What are the best practices to avoid slow API responses?
There are a few optimizations that you can do to avoid slow API responses:
Increasing the number of records returned per page
By removing the limit parameter, our API, by default, returns 1000 records per request. This helps in reducing the number of requests you need to make to paginate through all the records you need to retrieve. Consequently, with lower page counts, the responses are faster which improves your data retrieval speed overall.
Reducing the number of records you need to paginate through
Even with a higher number of records returned in a single request, it is possible that the number of records you need to retrieve are still significant requiring you to paginate through a large recordset. When paginating through large page count, typically, anything beyond page=500, the response time becomes significantly slower. To reduce the required pages to paginate through, you can customize the scope of your request for a smaller number of records by adjusting your start_date and end_date parameters. For example, instead of running your requests every hour with 1-hour scope, you can instead conduct your data retrieval every 30 minutes with a 30-minute scope. This in turn will reduce the number of pages you need to paginate through, with each request having a fast request-response cycle.
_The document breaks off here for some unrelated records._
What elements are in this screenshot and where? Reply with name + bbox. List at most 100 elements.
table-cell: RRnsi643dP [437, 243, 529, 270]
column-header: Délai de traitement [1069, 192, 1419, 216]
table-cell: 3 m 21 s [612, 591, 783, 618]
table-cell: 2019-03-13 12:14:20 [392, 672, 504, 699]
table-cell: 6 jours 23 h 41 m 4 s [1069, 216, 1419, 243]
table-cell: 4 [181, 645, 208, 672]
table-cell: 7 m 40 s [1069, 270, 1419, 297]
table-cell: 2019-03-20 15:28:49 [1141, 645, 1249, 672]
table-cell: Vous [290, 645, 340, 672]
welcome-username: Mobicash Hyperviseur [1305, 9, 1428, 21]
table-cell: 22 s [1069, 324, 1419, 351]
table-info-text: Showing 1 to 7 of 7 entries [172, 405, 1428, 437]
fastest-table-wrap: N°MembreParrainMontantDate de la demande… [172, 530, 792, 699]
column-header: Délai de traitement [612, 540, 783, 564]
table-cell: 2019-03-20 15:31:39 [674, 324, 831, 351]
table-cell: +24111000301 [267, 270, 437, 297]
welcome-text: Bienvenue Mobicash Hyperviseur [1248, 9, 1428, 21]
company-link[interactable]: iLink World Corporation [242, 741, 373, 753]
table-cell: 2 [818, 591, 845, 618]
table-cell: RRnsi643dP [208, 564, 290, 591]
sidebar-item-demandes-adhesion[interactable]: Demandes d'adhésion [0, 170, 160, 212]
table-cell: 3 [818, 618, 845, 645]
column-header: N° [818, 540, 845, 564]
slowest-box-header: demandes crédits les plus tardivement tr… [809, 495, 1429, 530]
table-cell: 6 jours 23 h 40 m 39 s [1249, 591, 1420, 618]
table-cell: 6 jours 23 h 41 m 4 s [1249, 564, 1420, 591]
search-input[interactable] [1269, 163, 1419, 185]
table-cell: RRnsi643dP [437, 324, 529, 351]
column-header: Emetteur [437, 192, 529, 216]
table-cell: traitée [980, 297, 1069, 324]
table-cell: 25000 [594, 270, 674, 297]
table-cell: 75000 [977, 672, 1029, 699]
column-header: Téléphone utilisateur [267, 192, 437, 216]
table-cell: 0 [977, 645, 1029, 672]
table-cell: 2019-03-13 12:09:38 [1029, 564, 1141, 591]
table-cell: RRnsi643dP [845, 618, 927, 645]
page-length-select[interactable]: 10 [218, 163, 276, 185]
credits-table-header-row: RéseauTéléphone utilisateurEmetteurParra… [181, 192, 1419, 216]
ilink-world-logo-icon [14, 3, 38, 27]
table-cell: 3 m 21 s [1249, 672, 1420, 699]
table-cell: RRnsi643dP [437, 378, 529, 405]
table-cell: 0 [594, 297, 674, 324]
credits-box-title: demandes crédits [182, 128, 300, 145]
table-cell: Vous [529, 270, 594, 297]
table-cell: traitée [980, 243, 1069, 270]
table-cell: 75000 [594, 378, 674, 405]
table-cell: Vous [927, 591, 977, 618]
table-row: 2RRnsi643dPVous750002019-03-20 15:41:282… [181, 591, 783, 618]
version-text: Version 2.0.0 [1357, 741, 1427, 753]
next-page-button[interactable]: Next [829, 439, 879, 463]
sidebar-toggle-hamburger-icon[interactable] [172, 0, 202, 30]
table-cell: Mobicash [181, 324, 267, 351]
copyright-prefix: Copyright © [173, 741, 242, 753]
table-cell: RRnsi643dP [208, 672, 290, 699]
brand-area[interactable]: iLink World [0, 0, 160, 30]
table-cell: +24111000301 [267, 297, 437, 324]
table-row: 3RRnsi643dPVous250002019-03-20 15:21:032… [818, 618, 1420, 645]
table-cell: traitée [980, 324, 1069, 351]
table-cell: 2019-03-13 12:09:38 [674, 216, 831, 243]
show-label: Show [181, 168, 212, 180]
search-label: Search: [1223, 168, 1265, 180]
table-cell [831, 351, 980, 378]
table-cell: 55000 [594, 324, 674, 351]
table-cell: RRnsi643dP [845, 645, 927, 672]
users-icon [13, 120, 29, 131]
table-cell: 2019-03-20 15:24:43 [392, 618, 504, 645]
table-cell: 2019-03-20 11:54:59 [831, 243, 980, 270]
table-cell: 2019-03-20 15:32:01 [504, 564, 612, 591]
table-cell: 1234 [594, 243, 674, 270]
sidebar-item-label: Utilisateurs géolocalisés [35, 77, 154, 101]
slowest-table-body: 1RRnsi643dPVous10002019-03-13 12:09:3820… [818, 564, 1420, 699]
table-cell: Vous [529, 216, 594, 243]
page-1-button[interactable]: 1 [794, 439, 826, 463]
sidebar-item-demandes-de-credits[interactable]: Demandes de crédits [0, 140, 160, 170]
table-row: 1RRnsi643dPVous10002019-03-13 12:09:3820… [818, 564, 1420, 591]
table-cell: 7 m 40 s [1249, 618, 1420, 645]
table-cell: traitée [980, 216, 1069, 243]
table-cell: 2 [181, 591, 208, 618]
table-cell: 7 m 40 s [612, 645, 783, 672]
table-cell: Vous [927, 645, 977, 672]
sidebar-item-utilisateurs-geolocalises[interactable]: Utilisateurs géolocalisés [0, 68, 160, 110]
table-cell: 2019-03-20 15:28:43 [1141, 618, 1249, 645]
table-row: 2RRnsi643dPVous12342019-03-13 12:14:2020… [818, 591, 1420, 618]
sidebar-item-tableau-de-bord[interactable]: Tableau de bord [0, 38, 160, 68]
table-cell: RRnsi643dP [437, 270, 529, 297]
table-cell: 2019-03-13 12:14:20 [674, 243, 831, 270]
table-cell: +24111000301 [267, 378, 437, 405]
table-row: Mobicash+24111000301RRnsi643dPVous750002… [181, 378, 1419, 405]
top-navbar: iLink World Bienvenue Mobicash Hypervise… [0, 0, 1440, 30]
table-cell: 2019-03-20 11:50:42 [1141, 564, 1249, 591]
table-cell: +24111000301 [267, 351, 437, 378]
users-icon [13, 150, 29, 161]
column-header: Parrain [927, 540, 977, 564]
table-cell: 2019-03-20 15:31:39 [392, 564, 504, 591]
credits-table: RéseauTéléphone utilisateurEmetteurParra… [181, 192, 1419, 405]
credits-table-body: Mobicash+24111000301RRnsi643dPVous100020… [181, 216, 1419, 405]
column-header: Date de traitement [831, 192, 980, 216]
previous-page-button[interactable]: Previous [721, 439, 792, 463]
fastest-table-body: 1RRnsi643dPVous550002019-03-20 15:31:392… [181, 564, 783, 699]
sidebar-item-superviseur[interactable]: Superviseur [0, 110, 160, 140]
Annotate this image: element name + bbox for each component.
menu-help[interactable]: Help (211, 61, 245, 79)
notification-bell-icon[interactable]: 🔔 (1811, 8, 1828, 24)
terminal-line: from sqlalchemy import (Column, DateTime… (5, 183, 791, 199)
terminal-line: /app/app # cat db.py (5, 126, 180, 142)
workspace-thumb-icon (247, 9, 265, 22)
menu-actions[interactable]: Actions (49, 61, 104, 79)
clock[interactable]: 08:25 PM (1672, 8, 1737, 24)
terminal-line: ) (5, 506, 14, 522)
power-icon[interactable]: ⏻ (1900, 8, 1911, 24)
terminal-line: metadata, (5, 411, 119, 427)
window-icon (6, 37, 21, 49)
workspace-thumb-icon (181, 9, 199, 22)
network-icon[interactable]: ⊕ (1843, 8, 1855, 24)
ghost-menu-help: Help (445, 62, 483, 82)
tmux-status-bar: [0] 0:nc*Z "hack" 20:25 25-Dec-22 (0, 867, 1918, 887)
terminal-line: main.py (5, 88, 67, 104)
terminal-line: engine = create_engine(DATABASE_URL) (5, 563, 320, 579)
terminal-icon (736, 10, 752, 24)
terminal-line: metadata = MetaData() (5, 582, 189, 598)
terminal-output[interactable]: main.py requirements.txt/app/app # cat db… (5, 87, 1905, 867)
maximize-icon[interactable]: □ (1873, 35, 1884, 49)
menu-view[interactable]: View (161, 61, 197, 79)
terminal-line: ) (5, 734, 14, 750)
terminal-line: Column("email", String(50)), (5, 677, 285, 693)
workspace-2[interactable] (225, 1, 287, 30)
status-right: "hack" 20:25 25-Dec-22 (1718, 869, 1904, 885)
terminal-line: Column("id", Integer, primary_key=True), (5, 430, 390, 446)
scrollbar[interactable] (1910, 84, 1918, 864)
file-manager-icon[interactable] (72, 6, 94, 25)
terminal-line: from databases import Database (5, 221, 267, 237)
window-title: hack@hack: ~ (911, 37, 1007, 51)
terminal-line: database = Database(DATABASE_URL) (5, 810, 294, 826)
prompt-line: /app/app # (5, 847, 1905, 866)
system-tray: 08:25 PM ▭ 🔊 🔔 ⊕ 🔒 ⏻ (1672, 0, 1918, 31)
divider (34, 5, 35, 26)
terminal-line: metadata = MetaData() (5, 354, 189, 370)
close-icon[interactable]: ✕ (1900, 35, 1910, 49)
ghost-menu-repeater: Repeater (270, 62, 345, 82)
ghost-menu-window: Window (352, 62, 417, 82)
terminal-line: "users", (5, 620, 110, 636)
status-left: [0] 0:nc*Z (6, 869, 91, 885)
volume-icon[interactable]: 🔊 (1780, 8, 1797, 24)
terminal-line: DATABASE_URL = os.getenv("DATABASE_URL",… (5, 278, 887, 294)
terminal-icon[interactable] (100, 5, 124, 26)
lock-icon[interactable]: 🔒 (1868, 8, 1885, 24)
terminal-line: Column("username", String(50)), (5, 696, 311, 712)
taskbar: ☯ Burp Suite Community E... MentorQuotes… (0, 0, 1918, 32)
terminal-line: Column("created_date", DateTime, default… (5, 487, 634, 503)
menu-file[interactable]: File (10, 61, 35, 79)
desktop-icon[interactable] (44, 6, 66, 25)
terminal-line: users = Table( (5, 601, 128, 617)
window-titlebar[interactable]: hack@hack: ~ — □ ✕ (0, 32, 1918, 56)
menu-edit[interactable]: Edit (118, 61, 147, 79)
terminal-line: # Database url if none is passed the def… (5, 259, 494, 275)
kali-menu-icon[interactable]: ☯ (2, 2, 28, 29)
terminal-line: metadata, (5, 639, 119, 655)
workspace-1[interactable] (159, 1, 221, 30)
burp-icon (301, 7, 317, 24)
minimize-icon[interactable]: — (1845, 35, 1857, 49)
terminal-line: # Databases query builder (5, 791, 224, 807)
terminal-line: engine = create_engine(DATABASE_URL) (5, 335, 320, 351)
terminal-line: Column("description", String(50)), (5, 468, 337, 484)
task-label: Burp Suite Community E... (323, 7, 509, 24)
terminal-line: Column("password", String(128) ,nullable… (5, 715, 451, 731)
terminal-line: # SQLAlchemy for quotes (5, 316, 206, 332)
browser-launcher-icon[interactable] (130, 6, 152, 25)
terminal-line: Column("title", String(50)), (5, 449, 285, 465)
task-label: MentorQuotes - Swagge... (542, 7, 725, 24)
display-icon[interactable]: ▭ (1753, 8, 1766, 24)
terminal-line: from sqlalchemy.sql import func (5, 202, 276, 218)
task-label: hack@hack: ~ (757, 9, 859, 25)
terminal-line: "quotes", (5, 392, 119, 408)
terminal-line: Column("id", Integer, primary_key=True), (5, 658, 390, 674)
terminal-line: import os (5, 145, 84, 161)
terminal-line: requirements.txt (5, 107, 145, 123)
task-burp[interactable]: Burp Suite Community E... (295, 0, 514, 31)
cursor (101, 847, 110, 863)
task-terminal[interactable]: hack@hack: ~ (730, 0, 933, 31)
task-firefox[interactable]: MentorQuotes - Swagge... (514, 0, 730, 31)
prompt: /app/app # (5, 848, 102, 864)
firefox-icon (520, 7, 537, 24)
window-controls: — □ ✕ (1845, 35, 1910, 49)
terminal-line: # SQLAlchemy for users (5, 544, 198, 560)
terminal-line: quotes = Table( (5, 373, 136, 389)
Utilizing latest.json as a change log service
A better improvement for option "1" above is to actually make API calls to latest.json at even shorter intervals. We usually recommend making them every 5 minutes to immediately get the latest updates and have them persisted immediately on your database. In practice, this usually returns very few records, only needing one or a few requests to get everything within the 5 minute scope. Others have even implemented this on a per 2-minute basis, usually to avoid having to paginate anymore. This helps, so that while there may be a lot more HTTP requests being made, the delivery time for your data is faster.
Even further, you may add logic to when you poll at 5 minutes intervals and when you should poll once an hour. By analyzing the number of records that are being updated on your database per hour, you should be able to identify which hours are busy (a lot of updates coming in), and which hours are not. You can, for example, poll more frequently on busy hours, while during off-hours, poll less.
Paginating in parallel processes
In our API responses, we include a summary object which shows how many records are available based on the scope of the request you made. For example, in the sample response below, the "results" field shows 3159, which means there are as much records that you can retrieve based on the given start_date and end_date. In practice, once you make the initial request, you would already know how many pages would be available knowing there would be 1000 records returned per request. For example below, you need 3 extra requests to get page 2-4, which you can then run in parallel processes as an example below:
1st request: Get the first page and determine the number of records to retrieve
2nd request (parallel): Get with params "page=2" for record 1001-2000
3rd request (parallel): Get with params "page=3" for record 2001-3000
4th request (parallel): Get with params "page=4" for record 3001-3159
We highly recommend considering implementing the options above not just individually, but even in combination with each other. The goal is to ensure you are able to receive updates consistently and immediately, improving your users' experience.